Another rebirth story has happened in Plymouth where Tenney Mountain ski resort has been slowly returning to life after being shut from 2010 through 2018. The existing buildings, snowmaking equipment and lifts have been rebuilt and refurbished and the new owners are planning a grand opening celebration starting Dec. 22.

Realistically, however, neither of those scenarios seems likely for Whittier. Four-decade-old equipment probably isn’t usable – the listing notes “the seller is not making representations or warranties as to the conditions of the buildings and any of the former ski lifts that remain on site” – and the runs have long since grown in, so a gradual upgrade like that at Tenney or has happened at Whaleback in Enfield isn’t possible. A Crotched-like complete rebuild would cost tens of millions of dollars beyond buying the land.

That doesn’t mean downhill snowsports can’t return to Whittier, however.

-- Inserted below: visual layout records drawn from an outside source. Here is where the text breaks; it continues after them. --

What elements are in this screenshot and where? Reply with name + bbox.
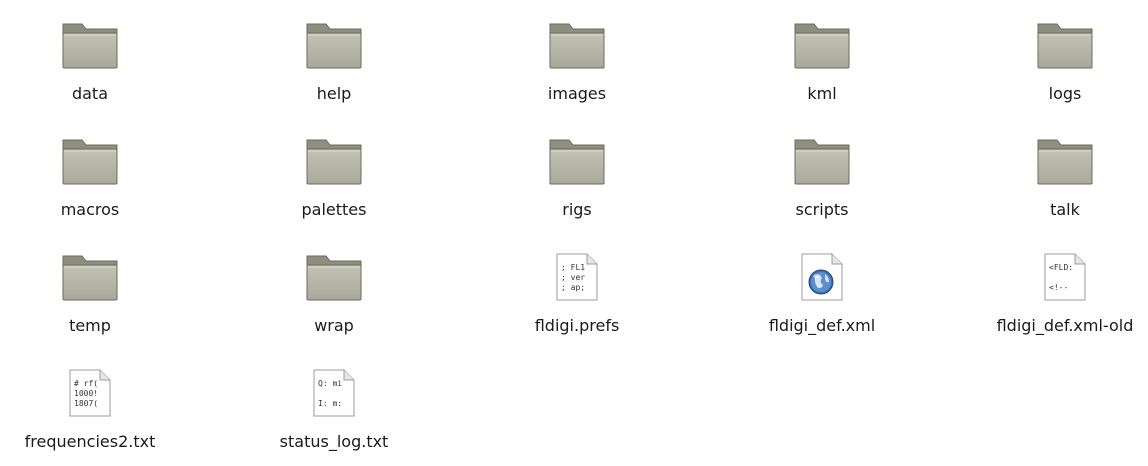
file-item-fldigi-def-xml[interactable]: fldigi_def.xml xyxy=(732,240,912,350)
folder-icon xyxy=(60,124,120,186)
file-name-label: status_log.txt xyxy=(279,432,389,451)
file-name-label: talk xyxy=(1050,200,1080,219)
folder-icon xyxy=(304,8,364,70)
text-file-icon: ; FL1; ver; ap; xyxy=(547,240,607,302)
folder-item-temp[interactable]: temp xyxy=(0,240,180,350)
file-name-label: images xyxy=(547,84,607,103)
folder-item-talk[interactable]: talk xyxy=(975,124,1148,234)
folder-item-palettes[interactable]: palettes xyxy=(244,124,424,234)
file-name-label: help xyxy=(316,84,352,103)
folder-icon xyxy=(1035,8,1095,70)
file-name-label: logs xyxy=(1048,84,1082,103)
folder-icon xyxy=(60,240,120,302)
folder-icon xyxy=(547,8,607,70)
file-name-label: rigs xyxy=(562,200,592,219)
folder-item-macros[interactable]: macros xyxy=(0,124,180,234)
file-name-label: frequencies2.txt xyxy=(24,432,156,451)
svg-text:Q: mi: Q: mi xyxy=(318,379,342,388)
file-name-label: fldigi_def.xml-old xyxy=(996,316,1134,335)
folder-icon xyxy=(1035,124,1095,186)
folder-item-help[interactable]: help xyxy=(244,8,424,118)
text-file-icon: # rf(1000! 1807( xyxy=(60,356,120,418)
file-item-status-log-txt[interactable]: Q: mi I: m: status_log.txt xyxy=(244,356,424,466)
folder-icon xyxy=(60,8,120,70)
folder-item-wrap[interactable]: wrap xyxy=(244,240,424,350)
file-name-label: macros xyxy=(60,200,120,219)
folder-icon xyxy=(304,240,364,302)
folder-item-kml[interactable]: kml xyxy=(732,8,912,118)
svg-text:; FL1: ; FL1 xyxy=(561,263,585,272)
file-item-frequencies2-txt[interactable]: # rf(1000! 1807( frequencies2.txt xyxy=(0,356,180,466)
folder-item-logs[interactable]: logs xyxy=(975,8,1148,118)
svg-text:I: m:: I: m: xyxy=(318,399,342,408)
folder-icon xyxy=(304,124,364,186)
file-name-label: temp xyxy=(69,316,111,335)
file-name-label: data xyxy=(71,84,109,103)
svg-text:; ver: ; ver xyxy=(561,273,585,282)
file-item-fldigi-def-xml-old[interactable]: <FLD: <!-- fldigi_def.xml-old xyxy=(975,240,1148,350)
file-icon-grid: data help images kml logs macros palette… xyxy=(0,0,1148,460)
file-name-label: kml xyxy=(807,84,837,103)
file-name-label: fldigi_def.xml xyxy=(768,316,876,335)
text-file-icon: Q: mi I: m: xyxy=(304,356,364,418)
folder-item-scripts[interactable]: scripts xyxy=(732,124,912,234)
folder-icon xyxy=(547,124,607,186)
svg-text:# rf(: # rf( xyxy=(74,379,98,388)
folder-item-data[interactable]: data xyxy=(0,8,180,118)
svg-text:; ap;: ; ap; xyxy=(561,283,585,292)
xml-globe-file-icon xyxy=(792,240,852,302)
file-name-label: palettes xyxy=(301,200,367,219)
svg-text:<!--: <!-- xyxy=(1049,283,1068,292)
folder-item-images[interactable]: images xyxy=(487,8,667,118)
file-name-label: scripts xyxy=(795,200,849,219)
svg-text:1000!: 1000! xyxy=(74,389,98,398)
file-name-label: fldigi.prefs xyxy=(534,316,620,335)
file-item-fldigi-prefs[interactable]: ; FL1; ver; ap; fldigi.prefs xyxy=(487,240,667,350)
folder-icon xyxy=(792,124,852,186)
folder-icon xyxy=(792,8,852,70)
folder-item-rigs[interactable]: rigs xyxy=(487,124,667,234)
svg-text:<FLD:: <FLD: xyxy=(1049,263,1073,272)
svg-text:1807(: 1807( xyxy=(74,399,98,408)
file-name-label: wrap xyxy=(314,316,354,335)
text-file-icon: <FLD: <!-- xyxy=(1035,240,1095,302)
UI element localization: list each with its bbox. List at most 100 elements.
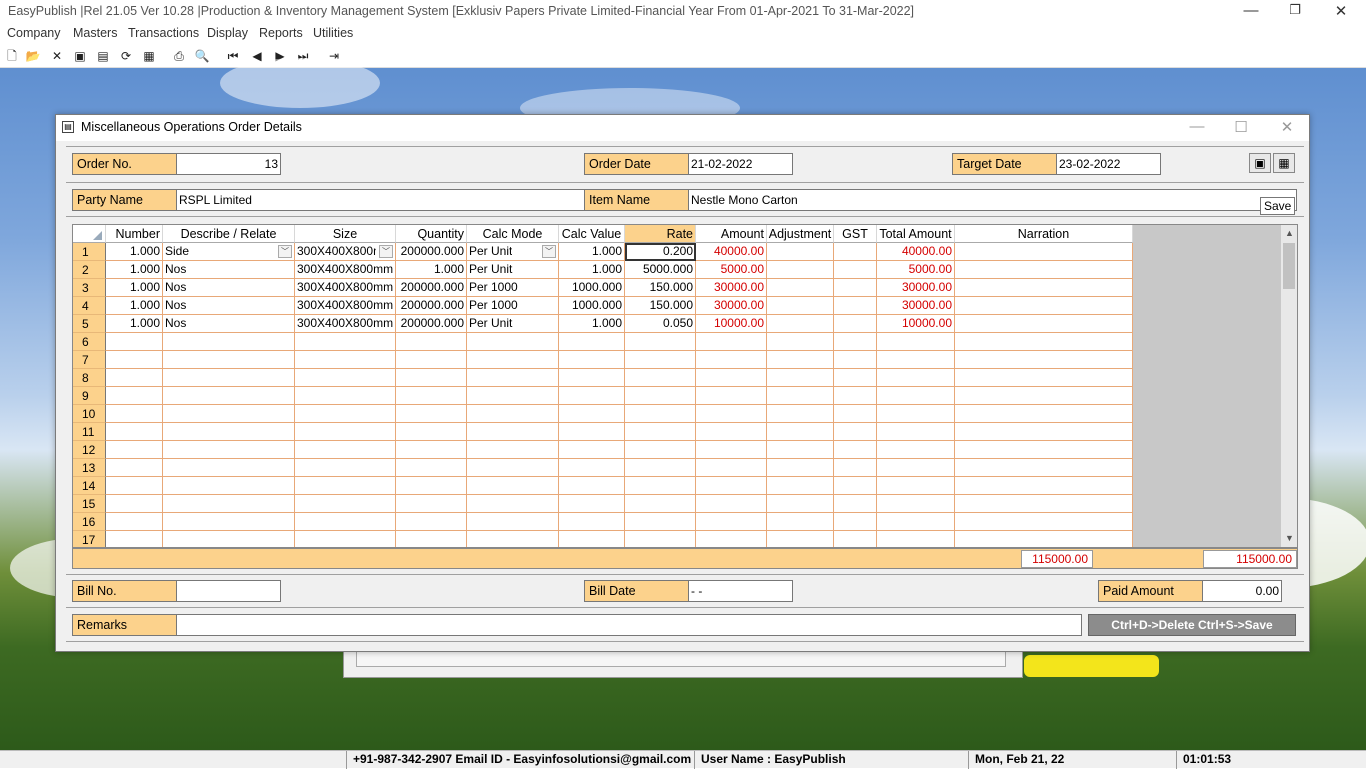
grid-cell-quantity[interactable] <box>396 369 467 387</box>
grid-cell-quantity[interactable] <box>396 423 467 441</box>
grid-cell-gst[interactable] <box>834 297 877 315</box>
grid-corner[interactable]: ​ <box>73 225 106 243</box>
refresh-icon[interactable]: ⟳ <box>118 48 134 64</box>
grid-cell-narration[interactable] <box>955 315 1133 333</box>
grid-cell-adjustment[interactable] <box>767 405 834 423</box>
grid-cell-rate[interactable] <box>625 387 696 405</box>
grid-cell-rate[interactable] <box>625 477 696 495</box>
grid-cell-narration[interactable] <box>955 297 1133 315</box>
grid-cell-adjustment[interactable] <box>767 297 834 315</box>
grid-cell-quantity[interactable] <box>396 477 467 495</box>
menu-utilities[interactable]: Utilities <box>313 26 353 40</box>
grid-cell-total[interactable] <box>877 387 955 405</box>
grid-cell-gst[interactable] <box>834 351 877 369</box>
grid-cell-total[interactable] <box>877 441 955 459</box>
grid-cell-gst[interactable] <box>834 459 877 477</box>
grid-cell-number[interactable]: 1.000 <box>106 297 163 315</box>
grid-cell-size[interactable] <box>295 495 396 513</box>
grid-cell-rate[interactable]: 150.000 <box>625 279 696 297</box>
grid-cell-adjustment[interactable] <box>767 261 834 279</box>
grid-cell-amount[interactable] <box>696 333 767 351</box>
grid-cell-calc-mode[interactable] <box>467 333 559 351</box>
grid-scrollbar[interactable]: ▲ ▼ <box>1281 225 1297 547</box>
scroll-up-icon[interactable]: ▲ <box>1281 225 1297 242</box>
column-header-size[interactable]: Size <box>295 225 396 243</box>
grid-cell-total[interactable]: 5000.00 <box>877 261 955 279</box>
dropdown-arrow-icon[interactable]: ﹀ <box>278 245 292 258</box>
grid-cell-quantity[interactable]: 200000.000 <box>396 279 467 297</box>
grid-cell-size[interactable] <box>295 441 396 459</box>
dialog-minimize-icon[interactable]: — <box>1182 118 1212 135</box>
grid-cell-adjustment[interactable] <box>767 279 834 297</box>
row-header[interactable]: 6 <box>73 333 106 351</box>
grid-cell-total[interactable] <box>877 513 955 531</box>
grid-cell-calc-value[interactable]: 1.000 <box>559 261 625 279</box>
grid-cell-adjustment[interactable] <box>767 477 834 495</box>
grid-cell-amount[interactable]: 10000.00 <box>696 315 767 333</box>
grid-cell-amount[interactable] <box>696 477 767 495</box>
grid-cell-amount[interactable] <box>696 513 767 531</box>
column-header-rate[interactable]: Rate <box>625 225 696 243</box>
grid-cell-adjustment[interactable] <box>767 369 834 387</box>
grid-cell-calc-value[interactable] <box>559 495 625 513</box>
grid-cell-quantity[interactable] <box>396 333 467 351</box>
grid-cell-gst[interactable] <box>834 315 877 333</box>
bill-date-field[interactable]: - - <box>688 580 793 602</box>
grid-cell-amount[interactable] <box>696 351 767 369</box>
grid-cell-describe[interactable]: Nos <box>163 279 295 297</box>
delete-icon[interactable]: ✕ <box>49 48 65 64</box>
menu-company[interactable]: Company <box>7 26 61 40</box>
grid-cell-rate[interactable]: 0.050 <box>625 315 696 333</box>
grid-cell-gst[interactable] <box>834 441 877 459</box>
grid-cell-rate[interactable]: 150.000 <box>625 297 696 315</box>
grid-cell-adjustment[interactable] <box>767 513 834 531</box>
grid-cell-calc-mode[interactable] <box>467 423 559 441</box>
grid-cell-gst[interactable] <box>834 243 877 261</box>
grid-cell-number[interactable] <box>106 423 163 441</box>
grid-cell-rate[interactable] <box>625 441 696 459</box>
grid-cell-amount[interactable]: 30000.00 <box>696 297 767 315</box>
grid-cell-narration[interactable] <box>955 459 1133 477</box>
column-header-total[interactable]: Total Amount <box>877 225 955 243</box>
delete-save-shortcut-button[interactable]: Ctrl+D->Delete Ctrl+S->Save <box>1088 614 1296 636</box>
grid-cell-number[interactable] <box>106 531 163 547</box>
grid-cell-quantity[interactable]: 1.000 <box>396 261 467 279</box>
grid-cell-number[interactable] <box>106 333 163 351</box>
row-header[interactable]: 15 <box>73 495 106 513</box>
grid-cell-calc-value[interactable] <box>559 441 625 459</box>
grid-cell-calc-mode[interactable]: Per Unit ﹀ <box>467 243 559 261</box>
grid-cell-quantity[interactable] <box>396 387 467 405</box>
grid-cell-gst[interactable] <box>834 279 877 297</box>
grid-cell-adjustment[interactable] <box>767 531 834 547</box>
grid-cell-number[interactable] <box>106 405 163 423</box>
grid-cell-describe[interactable] <box>163 513 295 531</box>
grid-cell-size[interactable]: 300X400X800mm﹀ <box>295 243 396 261</box>
grid-cell-calc-value[interactable] <box>559 387 625 405</box>
target-date-field[interactable]: 23-02-2022 <box>1056 153 1161 175</box>
grid-cell-size[interactable]: 300X400X800mm <box>295 297 396 315</box>
grid-cell-calc-mode[interactable] <box>467 531 559 547</box>
grid-cell-gst[interactable] <box>834 387 877 405</box>
grid-cell-number[interactable] <box>106 441 163 459</box>
grid-cell-amount[interactable]: 40000.00 <box>696 243 767 261</box>
grid-cell-rate[interactable] <box>625 405 696 423</box>
grid-cell-rate[interactable] <box>625 369 696 387</box>
grid-cell-number[interactable] <box>106 387 163 405</box>
paid-amount-field[interactable]: 0.00 <box>1202 580 1282 602</box>
grid-cell-amount[interactable] <box>696 531 767 547</box>
grid-cell-calc-value[interactable] <box>559 459 625 477</box>
grid-cell-calc-mode[interactable]: Per 1000 <box>467 279 559 297</box>
grid-cell-calc-mode[interactable] <box>467 441 559 459</box>
grid-cell-size[interactable] <box>295 333 396 351</box>
menu-reports[interactable]: Reports <box>259 26 303 40</box>
grid-cell-narration[interactable] <box>955 369 1133 387</box>
grid-cell-amount[interactable] <box>696 369 767 387</box>
grid-cell-adjustment[interactable] <box>767 441 834 459</box>
grid-cell-amount[interactable] <box>696 387 767 405</box>
grid-cell-describe[interactable]: Nos <box>163 261 295 279</box>
grid-cell-adjustment[interactable] <box>767 495 834 513</box>
grid-cell-quantity[interactable] <box>396 495 467 513</box>
grid-cell-amount[interactable] <box>696 495 767 513</box>
grid-cell-describe[interactable] <box>163 495 295 513</box>
grid-cell-total[interactable] <box>877 531 955 547</box>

The past decade has seen multiple efforts to reopen or keep open very small ski areas, usually served only by a tow rope, often owned by non-profits run by volunteers. Places like Veterans Memorial Recreation Area in Franklin, which has added snowmaking for the first time, Abenaki Ski Area in Wolfeboro and Mount Prospect Ski Tow in Lancaster have resurrected the model of hyper-local New England ski areas that thrived before corporate ownership became the norm.

That idea would certainly be a possibility for Whittier, although it would require some deep pockets to get started.

Then there is the surprising boom in back-country skiing, where snowboarders and skiers depend on their legs rather than machinery to get uphill. In the past decade this hike-up-and-ski-down practice has grown from a niche pastime to become a big part of ski equipment sales. Various groups have been forced to keep runs trimmed on otherwise unused slopes, and the Granite Backcountry Alliance lists a dozen places in New Hampshire where backcountry skiing is allowed.

This is the possibility that has the news site SnowBrains most excited, since it would be the cheapest and easiest to do.

“The rapid rise in backcountry skiing and riding might make this the perfect investment for those looking to create a place for low-traffic New England powder turns. Backcountry-specific resorts are popping up more frequently and might be the best chance of bringing this iconic mountain back from the dead,” the site said in its report on the sale.